Libby stalled, turning to pour a cup of coffee. She didn’t want to sound like an alarmist. And she really didn’t want Cal meddling in her affairs, which she was certain he would do if he knew the whole truth. “He’s more of an annoyance than anything. It’s no big deal, but I can’t justify bringing you or Ally into the mix right now.”
She gazed at him over the rim of her mug as she sipped, trying to act as unconcerned about the stalker as she claimed.
A dark shadow crossed Cal’s face. “The other night in the garage… Is that what had you spooked?”
She nodded and glanced away from his incisive stare. “I thought I heard him following me.”
“What do the cops say about this? You have reported this guy to the police, right?”
She snorted. “You sound like Stan. Of course I’ve called the cops. As soon as you left Thursday night, I called, and the
y came to take my statement about his latest ploy. They’re working on it, and they’ll catch him. Soon.”
Please, God. Her nerves couldn’t handle much more of the creep’s scare tactics.
“Has he ever hurt you? Do you think he’s dangerous?”
I’m gonna get you, bitch. She suppressed a shudder.
“No.” Maybe. “Look, I know his type. Hateful letters are part and parcel of my job. He probably just wants to scare me, but I won’t let him. If I refuse to let him manipulate me, eventually he’ll get tired of his games and go away.”
Cal frowned. “You don’t really believe that, do you?”
“Yes.” No. But maybe if she kept telling herself she had no reason to be worried, she would eventually believe it.
He arched his eyebrow again, clearly unconvinced. “Seems to me this guy is another reason you should marry me.”

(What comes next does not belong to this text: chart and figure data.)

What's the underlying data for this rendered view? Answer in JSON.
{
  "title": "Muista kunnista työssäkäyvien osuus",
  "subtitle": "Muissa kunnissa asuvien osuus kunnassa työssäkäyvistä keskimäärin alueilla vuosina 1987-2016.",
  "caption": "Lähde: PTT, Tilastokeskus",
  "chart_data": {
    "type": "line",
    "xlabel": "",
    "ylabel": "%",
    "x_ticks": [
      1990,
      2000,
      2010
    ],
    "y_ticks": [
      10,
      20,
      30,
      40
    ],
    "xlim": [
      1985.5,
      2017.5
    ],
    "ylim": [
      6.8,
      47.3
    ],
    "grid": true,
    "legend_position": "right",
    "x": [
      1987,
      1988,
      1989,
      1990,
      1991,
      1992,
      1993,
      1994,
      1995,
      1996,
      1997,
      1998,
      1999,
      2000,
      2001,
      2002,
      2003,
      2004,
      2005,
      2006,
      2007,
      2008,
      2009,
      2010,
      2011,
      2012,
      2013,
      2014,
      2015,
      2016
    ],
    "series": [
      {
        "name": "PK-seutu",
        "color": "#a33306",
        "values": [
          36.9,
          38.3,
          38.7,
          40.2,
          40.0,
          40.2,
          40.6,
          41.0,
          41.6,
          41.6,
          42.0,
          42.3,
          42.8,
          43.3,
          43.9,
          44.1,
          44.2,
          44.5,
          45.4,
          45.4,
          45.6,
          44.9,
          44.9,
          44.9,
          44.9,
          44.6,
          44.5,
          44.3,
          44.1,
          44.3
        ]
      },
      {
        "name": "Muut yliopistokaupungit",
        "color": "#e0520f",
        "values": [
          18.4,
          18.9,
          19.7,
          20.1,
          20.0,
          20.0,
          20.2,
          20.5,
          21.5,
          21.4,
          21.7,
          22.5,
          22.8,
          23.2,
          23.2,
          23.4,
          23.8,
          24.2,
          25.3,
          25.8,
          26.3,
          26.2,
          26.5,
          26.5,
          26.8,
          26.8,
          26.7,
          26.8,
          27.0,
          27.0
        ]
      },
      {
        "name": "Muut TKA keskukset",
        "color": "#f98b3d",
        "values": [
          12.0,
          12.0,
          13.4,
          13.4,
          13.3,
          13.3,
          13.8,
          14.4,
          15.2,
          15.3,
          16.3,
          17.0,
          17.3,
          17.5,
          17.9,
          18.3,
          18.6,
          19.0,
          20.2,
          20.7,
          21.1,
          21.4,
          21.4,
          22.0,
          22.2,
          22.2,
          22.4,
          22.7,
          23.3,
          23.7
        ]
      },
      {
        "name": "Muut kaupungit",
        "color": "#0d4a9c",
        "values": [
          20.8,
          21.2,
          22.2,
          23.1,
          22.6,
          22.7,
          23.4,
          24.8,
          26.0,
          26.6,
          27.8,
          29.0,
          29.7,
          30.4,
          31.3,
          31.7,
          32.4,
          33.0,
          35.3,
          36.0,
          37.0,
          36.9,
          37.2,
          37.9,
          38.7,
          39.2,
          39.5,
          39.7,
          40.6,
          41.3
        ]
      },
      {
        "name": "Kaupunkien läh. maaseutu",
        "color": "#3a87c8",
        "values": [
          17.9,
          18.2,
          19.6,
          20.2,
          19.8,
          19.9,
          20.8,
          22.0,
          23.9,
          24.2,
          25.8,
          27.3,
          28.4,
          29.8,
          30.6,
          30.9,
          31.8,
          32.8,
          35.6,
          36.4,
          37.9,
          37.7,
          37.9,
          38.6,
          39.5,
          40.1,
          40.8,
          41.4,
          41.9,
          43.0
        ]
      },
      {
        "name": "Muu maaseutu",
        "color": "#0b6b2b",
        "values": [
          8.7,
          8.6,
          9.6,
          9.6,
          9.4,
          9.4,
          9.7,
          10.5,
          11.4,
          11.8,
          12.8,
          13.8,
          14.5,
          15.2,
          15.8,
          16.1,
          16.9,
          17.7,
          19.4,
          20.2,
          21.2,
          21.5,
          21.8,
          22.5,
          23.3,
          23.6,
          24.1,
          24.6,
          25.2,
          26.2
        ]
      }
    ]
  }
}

She choked on her coffee. “What?” she sputtered.
“I can protect you.”
She thunked her mug down on the counter. “I don’t need protection. Besides, what about the potential danger you’d put yourself in?”
Cal brushed a wisp of hair from her cheek, tucking it behind her ear. “I can take care of myself.”
“So can I.” She ducked away from his hand. The mere touch of his finger against her cheek curled her toes, sent ribbons of pleasure swirling inside her. Damn it, spending any length of time with this man threatened her libido. And the shabby patchwork of her reconstructed heart.
“What about Ally?” she asked. “Aren’t you worried about her being at risk from this guy?”
“He’d have to come through me to get to Ally. Or to you. I would never let that happen. She’s at far greater risk as long as she’s living in that dump with Renee. That’s the problem I’m concerned with.”
Cal slid warm hands over her shoulders and gripped her arms, pinning her with an intense blue gaze. “Please, Lib. Go with me to get Ally. It’s important to me that you understand what’s at stake.”
She knew the stakes better than he did. To her heart. And to Ally. She’d lived it.
The answer wasn’t clear-cut, black or white.